「取引先の情報を自分の感想付きでSNSに"投稿"」 青ざめる上司の絶望…なぜ無自覚に投稿するのか
では、管理職はどう対処すべきか。
まず、やってはいけないことがある。部下のSNSを日常的に監視することだ。これをやると信頼関係が壊れる。パワハラと受け取られるリスクもある。
管理職がすべきこと3ポイント
管理職がやるべきことは、以下の3つである。
(1)リスクを具体的に言語化して伝える
「SNSには気をつけろ」という抽象的な注意では伝わらない。この記事で紹介したような実例を使い、「こういう投稿をすると、こういう結果になる」と具体的に説明することだ。リアルなシナリオを見せなければ、人は自分ごととして受け止められない。
(2)就業規則やガイドラインで明文化する
「暗黙の了解」では組織を守れない。SNS利用に関するガイドラインを策定し、入社時に説明する。守秘義務の範囲、会社名を出す際の注意点、取引先に関する投稿の禁止——こうしたルールを文書にしておくべきだ。曖昧なまま放置すれば、問題が起きたときに「聞いていない」と言われて終わる。
(3)問題を発見したら、叱責ではなく対話で対応する
部下のSNSに問題投稿を見つけたとき、「何を書いているんだ!」と叱りつけるのは最悪の対応である。本人は悪意なく投稿していることがほとんどだ。「この投稿、取引先の〇〇さんが見たらどう思うだろう」と問いかけ、対話を通じて気づかせるアプローチが効果的である。
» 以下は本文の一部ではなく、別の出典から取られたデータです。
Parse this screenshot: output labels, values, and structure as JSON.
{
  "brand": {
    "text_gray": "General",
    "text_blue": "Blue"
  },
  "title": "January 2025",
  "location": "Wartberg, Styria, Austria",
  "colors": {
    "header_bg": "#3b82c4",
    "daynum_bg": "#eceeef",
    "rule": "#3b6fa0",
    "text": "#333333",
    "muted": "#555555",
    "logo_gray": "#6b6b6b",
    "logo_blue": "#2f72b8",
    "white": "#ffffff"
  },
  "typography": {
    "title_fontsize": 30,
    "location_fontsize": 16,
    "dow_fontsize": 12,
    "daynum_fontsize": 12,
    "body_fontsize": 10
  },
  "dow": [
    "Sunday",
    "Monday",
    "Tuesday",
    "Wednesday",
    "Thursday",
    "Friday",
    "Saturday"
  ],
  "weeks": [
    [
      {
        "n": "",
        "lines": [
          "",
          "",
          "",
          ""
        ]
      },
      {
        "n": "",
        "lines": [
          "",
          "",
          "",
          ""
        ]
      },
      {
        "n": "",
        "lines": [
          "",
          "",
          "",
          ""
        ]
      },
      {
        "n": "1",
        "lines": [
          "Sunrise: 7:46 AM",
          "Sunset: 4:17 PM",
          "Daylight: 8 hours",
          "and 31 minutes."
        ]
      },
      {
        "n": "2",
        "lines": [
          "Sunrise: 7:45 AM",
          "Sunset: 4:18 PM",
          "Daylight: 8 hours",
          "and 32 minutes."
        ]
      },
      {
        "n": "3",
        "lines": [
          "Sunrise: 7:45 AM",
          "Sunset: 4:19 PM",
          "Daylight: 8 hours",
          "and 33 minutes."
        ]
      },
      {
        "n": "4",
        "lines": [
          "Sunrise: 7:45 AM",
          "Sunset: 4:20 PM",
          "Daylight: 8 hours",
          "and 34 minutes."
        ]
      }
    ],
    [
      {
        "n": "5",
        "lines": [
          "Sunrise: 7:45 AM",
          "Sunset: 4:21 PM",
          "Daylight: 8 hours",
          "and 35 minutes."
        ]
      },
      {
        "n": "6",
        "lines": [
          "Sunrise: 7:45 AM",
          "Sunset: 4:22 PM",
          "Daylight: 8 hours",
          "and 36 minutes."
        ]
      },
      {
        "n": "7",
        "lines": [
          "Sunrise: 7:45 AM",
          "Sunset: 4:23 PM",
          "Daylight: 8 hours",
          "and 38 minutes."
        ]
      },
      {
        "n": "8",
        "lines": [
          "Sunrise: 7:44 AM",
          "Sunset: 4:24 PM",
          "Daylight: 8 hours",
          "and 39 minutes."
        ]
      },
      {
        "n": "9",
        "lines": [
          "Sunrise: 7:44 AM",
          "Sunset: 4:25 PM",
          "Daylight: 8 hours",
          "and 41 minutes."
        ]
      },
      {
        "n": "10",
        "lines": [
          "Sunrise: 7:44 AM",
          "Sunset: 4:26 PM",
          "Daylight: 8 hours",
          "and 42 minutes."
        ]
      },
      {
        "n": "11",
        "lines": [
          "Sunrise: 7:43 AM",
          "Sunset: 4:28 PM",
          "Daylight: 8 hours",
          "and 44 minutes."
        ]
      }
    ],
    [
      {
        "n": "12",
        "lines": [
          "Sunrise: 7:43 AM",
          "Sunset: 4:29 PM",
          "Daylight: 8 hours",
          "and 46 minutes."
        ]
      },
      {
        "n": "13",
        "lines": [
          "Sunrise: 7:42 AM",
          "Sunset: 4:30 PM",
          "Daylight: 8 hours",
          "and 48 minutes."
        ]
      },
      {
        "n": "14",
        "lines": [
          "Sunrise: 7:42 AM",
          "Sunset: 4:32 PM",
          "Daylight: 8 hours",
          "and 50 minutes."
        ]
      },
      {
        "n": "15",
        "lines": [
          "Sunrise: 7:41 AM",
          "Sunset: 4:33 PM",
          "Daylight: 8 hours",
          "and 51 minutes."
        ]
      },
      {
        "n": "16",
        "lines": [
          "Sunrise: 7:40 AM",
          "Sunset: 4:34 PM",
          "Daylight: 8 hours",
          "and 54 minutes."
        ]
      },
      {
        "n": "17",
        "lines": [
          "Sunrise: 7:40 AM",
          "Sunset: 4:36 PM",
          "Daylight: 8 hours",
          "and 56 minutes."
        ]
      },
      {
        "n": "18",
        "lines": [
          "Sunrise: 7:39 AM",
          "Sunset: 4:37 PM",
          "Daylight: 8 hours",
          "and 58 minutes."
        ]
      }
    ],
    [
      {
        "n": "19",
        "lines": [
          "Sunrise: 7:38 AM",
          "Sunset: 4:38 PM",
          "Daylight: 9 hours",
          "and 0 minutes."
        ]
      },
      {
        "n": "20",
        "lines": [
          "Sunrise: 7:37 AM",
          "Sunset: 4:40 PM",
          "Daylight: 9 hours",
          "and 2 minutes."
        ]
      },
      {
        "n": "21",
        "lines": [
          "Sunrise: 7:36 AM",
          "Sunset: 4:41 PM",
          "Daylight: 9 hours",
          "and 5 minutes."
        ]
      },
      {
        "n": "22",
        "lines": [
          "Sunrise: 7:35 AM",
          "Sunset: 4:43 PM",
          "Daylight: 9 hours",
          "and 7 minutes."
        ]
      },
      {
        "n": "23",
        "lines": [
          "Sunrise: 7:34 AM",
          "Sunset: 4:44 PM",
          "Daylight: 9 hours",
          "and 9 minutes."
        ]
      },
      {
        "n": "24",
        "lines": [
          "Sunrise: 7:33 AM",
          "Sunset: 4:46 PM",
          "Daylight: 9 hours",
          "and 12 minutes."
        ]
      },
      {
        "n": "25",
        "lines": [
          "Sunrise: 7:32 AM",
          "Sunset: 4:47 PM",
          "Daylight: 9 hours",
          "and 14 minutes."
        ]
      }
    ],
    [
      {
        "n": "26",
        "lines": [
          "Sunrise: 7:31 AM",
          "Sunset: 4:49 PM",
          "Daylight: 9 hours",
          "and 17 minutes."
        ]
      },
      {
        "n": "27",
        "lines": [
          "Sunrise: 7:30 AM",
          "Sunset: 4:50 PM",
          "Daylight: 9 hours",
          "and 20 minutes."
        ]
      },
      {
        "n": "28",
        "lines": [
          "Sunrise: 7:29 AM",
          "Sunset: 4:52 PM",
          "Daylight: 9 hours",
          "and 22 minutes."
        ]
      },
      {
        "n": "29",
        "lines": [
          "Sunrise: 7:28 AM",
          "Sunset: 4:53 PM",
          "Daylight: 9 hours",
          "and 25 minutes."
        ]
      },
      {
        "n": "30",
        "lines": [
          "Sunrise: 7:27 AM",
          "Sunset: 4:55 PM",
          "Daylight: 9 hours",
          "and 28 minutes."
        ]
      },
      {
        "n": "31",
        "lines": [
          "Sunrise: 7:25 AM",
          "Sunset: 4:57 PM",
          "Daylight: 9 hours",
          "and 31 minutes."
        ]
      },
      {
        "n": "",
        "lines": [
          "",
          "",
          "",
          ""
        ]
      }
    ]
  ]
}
この3つを実践するだけで、SNSに起因するトラブルの大半は未然に防げる。重要なのは、問題が起きてから動くのではなく、起きる前に手を打つことだ。
SNSの投稿は、削除しても完全には消えない。スクリーンショットを撮られていれば、半永久的に残る。いわゆる「デジタルタトゥー」だ。
一度の軽率な投稿が、取引先との関係を壊す。会社の信用を傷つける。本人のキャリアにも傷がつく。そのリスクを、管理職は自分の言葉で部下に伝える義務がある。
「あなたのSNSは、あなただけのものではない。会社の看板を背負っている」
この一言を、入社初日に伝えられるかどうか。それが、組織を守る第一歩である。SNSは便利な道具だ。しかし、使い方を誤れば凶器になる。部下を守るために、管理職はこの問題から目を背けてはならない。